Some of you may have read my November 24 post to the LVTGG Facebook page suggesting that members and colleagues do not communicate, contract or accept funds to provide service to Mr. Ranger.

I communicate by email with many prospects who submit inquiries to my websites. On occasion I am asked if I will accept credit card payments in excess of my service fee, then return the excess deposit by check. I inform the prospect that I do not accept credit cards, and if I did I would only accept the amount of my service.

Some weeks ago I received a request for service in November. A range of dates was furnished by the prospect during his extended stay in Las Vegas. We agreed on two full days of touring with the prospect and his three quests.
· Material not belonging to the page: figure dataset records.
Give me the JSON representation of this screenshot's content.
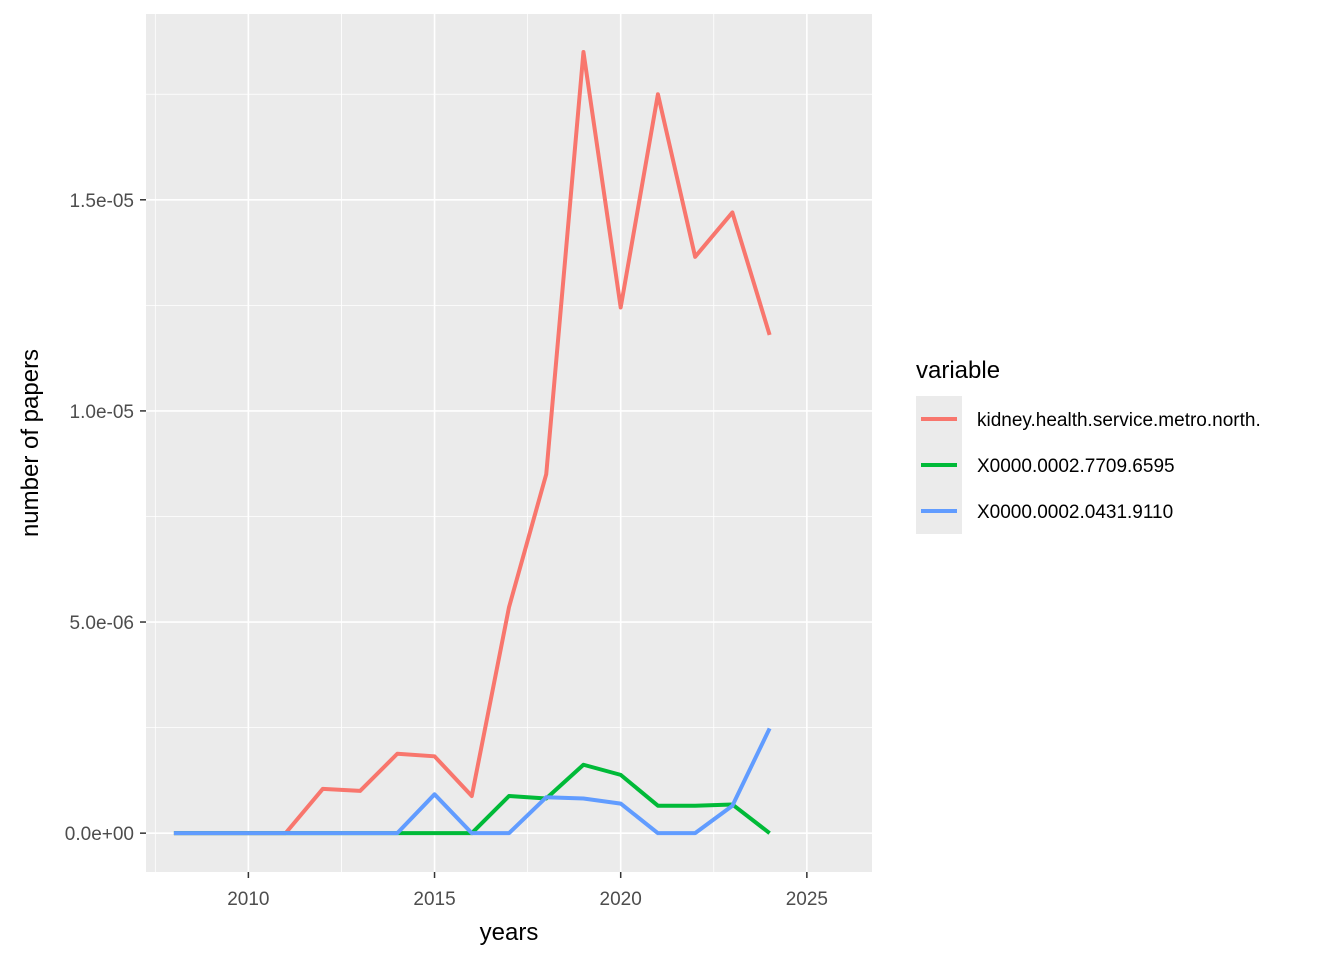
{
  "chart_data": {
    "type": "line",
    "xlabel": "years",
    "ylabel": "number of papers",
    "xlim": [
      2007.25,
      2026.75
    ],
    "ylim": [
      -9.2e-07,
      1.94e-05
    ],
    "x_ticks": [
      2010,
      2015,
      2020,
      2025
    ],
    "x_tick_labels": [
      "2010",
      "2015",
      "2020",
      "2025"
    ],
    "y_ticks": [
      0,
      5e-06,
      1e-05,
      1.5e-05
    ],
    "y_tick_labels": [
      "0.0e+00",
      "5.0e-06",
      "1.0e-05",
      "1.5e-05"
    ],
    "grid": true,
    "legend": {
      "title": "variable",
      "position": "right"
    },
    "x": [
      2008,
      2009,
      2010,
      2011,
      2012,
      2013,
      2014,
      2015,
      2016,
      2017,
      2018,
      2019,
      2020,
      2021,
      2022,
      2023,
      2024
    ],
    "series": [
      {
        "name": "kidney.health.service.metro.north.",
        "color": "#F8766D",
        "values": [
          0,
          0,
          0,
          0,
          1.05e-06,
          1e-06,
          1.88e-06,
          1.82e-06,
          8.8e-07,
          5.35e-06,
          8.5e-06,
          1.85e-05,
          1.245e-05,
          1.75e-05,
          1.365e-05,
          1.47e-05,
          1.18e-05
        ]
      },
      {
        "name": "X0000.0002.7709.6595",
        "color": "#00BA38",
        "values": [
          0,
          0,
          0,
          0,
          0,
          0,
          0,
          0,
          0,
          8.8e-07,
          8.2e-07,
          1.62e-06,
          1.38e-06,
          6.5e-07,
          6.5e-07,
          6.8e-07,
          0
        ]
      },
      {
        "name": "X0000.0002.0431.9110",
        "color": "#619CFF",
        "values": [
          0,
          0,
          0,
          0,
          0,
          0,
          0,
          9.2e-07,
          0,
          0,
          8.5e-07,
          8.2e-07,
          7e-07,
          0,
          0,
          6.5e-07,
          2.48e-06
        ]
      }
    ]
  },
  "colors": {
    "panel_background": "#EBEBEB",
    "grid_major": "#FFFFFF",
    "legend_key_background": "#EBEBEB"
  }
}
By email I provided suggested itineraries, my rate, a list of client responsibilities, and instruction to mail me a non-refundable deposit.

Everything proceeded without concern until I received a Priority Mail envelope containing only a cashier check. There was no note explaining who sent the envelope, and the check. I researched my pending project proposal file, but could not match the amount of the check with any correspondence. I researched emails received while I was traveling, and found correspondence that matched a prospect name in my pending project proposal file.

I emailed the prospect and acknowledged that I received the deposit he cited in earlier correspondence. He proceeded to explain why the envelope contained a cashier check greater than the amount I requested. He related that he instructed an individual to go to the bank and purchase two cashier checks, one in the amount of our contract for two full day tours, and another for $XXXX.XX. I was told the individual made a mistake and purchased one cashier check in the amount of the $XXXX.XX and mailed it to me.

The prospect requested me to deposit the cashier check, then send a check, excluding my contract service fee plus $50 to cover shipping, to a sibling via FedEx. I informed the prospect that I will return his cashier check, and he can pay me cash on the first day of his scheduled tour. He again requested me to deposit the check, insisting that it would clear within a couple days and I could then send money to his sibling. I informed the prospect that I would not send money to anyone until the check cleared my bank.

I deposited the cashier check, and four days later I received notice from my bank that the check was not negotiable, and that they adjusted my bank account accordingly, plus a return check fee. Immediately I emailed the prospect, notified him that the cashier check was not negotiable; that I would confer with the Attorney General of the State of Nevada; and that I would not be at the designated hotel on the day agreed to provide tour guiding service to him and his guests. I did not receive a reply to my email.

I have since learned that software is available for anyone to print cashier checks. I, and I presume many others, have believed that cashier checks are negotiable because they are issued after cash is delivered to a bank teller. Question, if cashier checks can be printed, can the same be true for money orders? Discussion with a bank employee suggests that Western Union or a bank Transfer of Funds (domestic or international) may be a safer route.

Please exercise caution. The majority of contacts received via the internet are legitimate. Remain professional in all communication. If you become concerned, it may be best to inform the prospect that you have a conflict and are no longer available to provide service.